Call me an optimist but I believe this is a time of great opportunity. In fact, our business is doing great. It is great because we have clients who are smart enough to continue planting and cultivating (investing in organizational development). Seeds of opportunity lie dormant in the soil of economic downturns. We are helping organizations maximize their return on investment by restructuring their organizations and developing their human resources to cultivate and harvest these opportunities.
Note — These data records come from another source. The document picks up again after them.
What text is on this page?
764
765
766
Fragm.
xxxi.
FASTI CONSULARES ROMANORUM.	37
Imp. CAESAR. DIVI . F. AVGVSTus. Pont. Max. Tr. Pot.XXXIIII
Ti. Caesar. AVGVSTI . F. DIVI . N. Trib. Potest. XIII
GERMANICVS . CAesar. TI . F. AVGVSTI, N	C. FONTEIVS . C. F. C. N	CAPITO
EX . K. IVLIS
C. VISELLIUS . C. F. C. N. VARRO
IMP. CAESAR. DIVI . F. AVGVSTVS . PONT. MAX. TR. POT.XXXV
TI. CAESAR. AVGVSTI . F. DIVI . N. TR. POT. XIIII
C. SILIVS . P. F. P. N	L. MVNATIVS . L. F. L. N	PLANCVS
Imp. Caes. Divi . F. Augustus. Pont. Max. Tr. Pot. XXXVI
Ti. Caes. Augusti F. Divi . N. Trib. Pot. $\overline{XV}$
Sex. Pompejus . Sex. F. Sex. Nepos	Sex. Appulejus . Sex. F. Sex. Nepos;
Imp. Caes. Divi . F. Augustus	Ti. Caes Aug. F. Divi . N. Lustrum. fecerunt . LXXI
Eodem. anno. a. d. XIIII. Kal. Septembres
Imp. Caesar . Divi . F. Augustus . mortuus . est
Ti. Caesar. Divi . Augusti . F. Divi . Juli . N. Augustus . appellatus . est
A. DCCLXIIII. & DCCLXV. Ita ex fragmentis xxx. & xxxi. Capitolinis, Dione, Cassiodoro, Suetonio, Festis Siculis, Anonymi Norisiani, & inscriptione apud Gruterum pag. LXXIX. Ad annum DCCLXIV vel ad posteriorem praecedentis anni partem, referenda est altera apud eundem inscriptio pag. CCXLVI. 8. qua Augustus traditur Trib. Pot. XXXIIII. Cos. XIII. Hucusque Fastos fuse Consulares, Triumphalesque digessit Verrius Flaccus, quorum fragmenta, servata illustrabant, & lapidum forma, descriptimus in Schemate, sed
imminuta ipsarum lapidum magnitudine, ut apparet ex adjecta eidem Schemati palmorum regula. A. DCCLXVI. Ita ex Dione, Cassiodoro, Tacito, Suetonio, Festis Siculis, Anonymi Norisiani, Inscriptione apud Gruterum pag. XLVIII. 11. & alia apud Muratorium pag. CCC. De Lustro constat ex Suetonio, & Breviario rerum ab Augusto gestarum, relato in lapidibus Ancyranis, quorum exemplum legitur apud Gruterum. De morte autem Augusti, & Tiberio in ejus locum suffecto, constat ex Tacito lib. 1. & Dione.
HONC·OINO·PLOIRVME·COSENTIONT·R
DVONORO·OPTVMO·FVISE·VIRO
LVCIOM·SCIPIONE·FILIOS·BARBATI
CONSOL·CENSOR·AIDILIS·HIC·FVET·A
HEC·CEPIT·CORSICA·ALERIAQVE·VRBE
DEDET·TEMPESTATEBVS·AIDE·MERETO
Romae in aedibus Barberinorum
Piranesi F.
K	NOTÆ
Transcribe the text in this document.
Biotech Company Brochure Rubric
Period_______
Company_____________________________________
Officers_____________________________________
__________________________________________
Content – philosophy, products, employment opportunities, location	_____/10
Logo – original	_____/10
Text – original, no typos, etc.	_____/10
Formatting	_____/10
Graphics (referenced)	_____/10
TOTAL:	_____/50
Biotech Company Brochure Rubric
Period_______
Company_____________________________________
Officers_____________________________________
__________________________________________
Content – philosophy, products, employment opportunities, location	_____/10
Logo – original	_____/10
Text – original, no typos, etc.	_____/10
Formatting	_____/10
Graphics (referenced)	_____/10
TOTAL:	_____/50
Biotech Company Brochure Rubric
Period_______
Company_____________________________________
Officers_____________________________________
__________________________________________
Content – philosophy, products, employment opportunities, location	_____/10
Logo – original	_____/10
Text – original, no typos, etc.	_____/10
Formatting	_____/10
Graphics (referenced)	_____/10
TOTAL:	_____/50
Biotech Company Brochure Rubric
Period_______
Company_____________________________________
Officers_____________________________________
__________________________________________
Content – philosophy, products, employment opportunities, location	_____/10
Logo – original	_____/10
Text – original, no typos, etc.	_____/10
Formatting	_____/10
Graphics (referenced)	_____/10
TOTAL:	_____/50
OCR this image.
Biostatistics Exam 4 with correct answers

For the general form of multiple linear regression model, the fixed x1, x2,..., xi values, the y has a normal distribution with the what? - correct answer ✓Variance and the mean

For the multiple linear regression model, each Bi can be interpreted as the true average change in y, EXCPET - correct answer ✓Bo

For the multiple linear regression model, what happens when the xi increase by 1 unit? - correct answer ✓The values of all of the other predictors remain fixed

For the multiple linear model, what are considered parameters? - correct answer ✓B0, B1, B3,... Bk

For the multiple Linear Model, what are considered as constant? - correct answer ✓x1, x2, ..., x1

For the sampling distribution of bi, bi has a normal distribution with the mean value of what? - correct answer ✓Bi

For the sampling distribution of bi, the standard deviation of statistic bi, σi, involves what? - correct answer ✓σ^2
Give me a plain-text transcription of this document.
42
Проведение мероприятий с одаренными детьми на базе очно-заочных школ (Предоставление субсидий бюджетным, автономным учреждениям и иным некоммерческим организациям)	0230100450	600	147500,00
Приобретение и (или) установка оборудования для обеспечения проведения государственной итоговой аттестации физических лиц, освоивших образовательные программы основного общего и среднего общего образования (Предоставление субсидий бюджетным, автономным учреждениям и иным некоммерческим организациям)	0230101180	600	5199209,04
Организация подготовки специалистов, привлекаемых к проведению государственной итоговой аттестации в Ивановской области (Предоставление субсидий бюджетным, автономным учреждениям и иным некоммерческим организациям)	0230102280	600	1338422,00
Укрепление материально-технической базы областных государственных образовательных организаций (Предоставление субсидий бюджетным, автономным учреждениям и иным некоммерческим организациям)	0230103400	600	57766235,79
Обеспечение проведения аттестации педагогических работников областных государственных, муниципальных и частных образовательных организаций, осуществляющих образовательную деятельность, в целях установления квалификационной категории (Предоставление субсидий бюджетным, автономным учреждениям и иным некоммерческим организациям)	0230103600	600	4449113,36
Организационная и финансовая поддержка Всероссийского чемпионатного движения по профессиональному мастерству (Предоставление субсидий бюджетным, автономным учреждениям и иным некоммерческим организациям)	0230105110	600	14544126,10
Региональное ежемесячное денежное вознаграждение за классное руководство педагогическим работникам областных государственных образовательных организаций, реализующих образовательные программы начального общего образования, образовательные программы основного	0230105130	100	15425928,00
Most things are cyclical. As we say in Oklahoma, if you don’t like the weather wait awhile, it’ll change. We all know that nothing in life is certain except death and taxes and, with another tip of the hat to Will Rogers, “The only difference between death and taxes is that death doesn’t get worse every time Congress meets.” If you’re expecting Congress, the President or any other human being to save the world you probably believe Elvis really is alive. Don’t focus on the things you can’t control, focus on those you can. Take it from the farmer, if you want a harvest, keep planting and cultivating.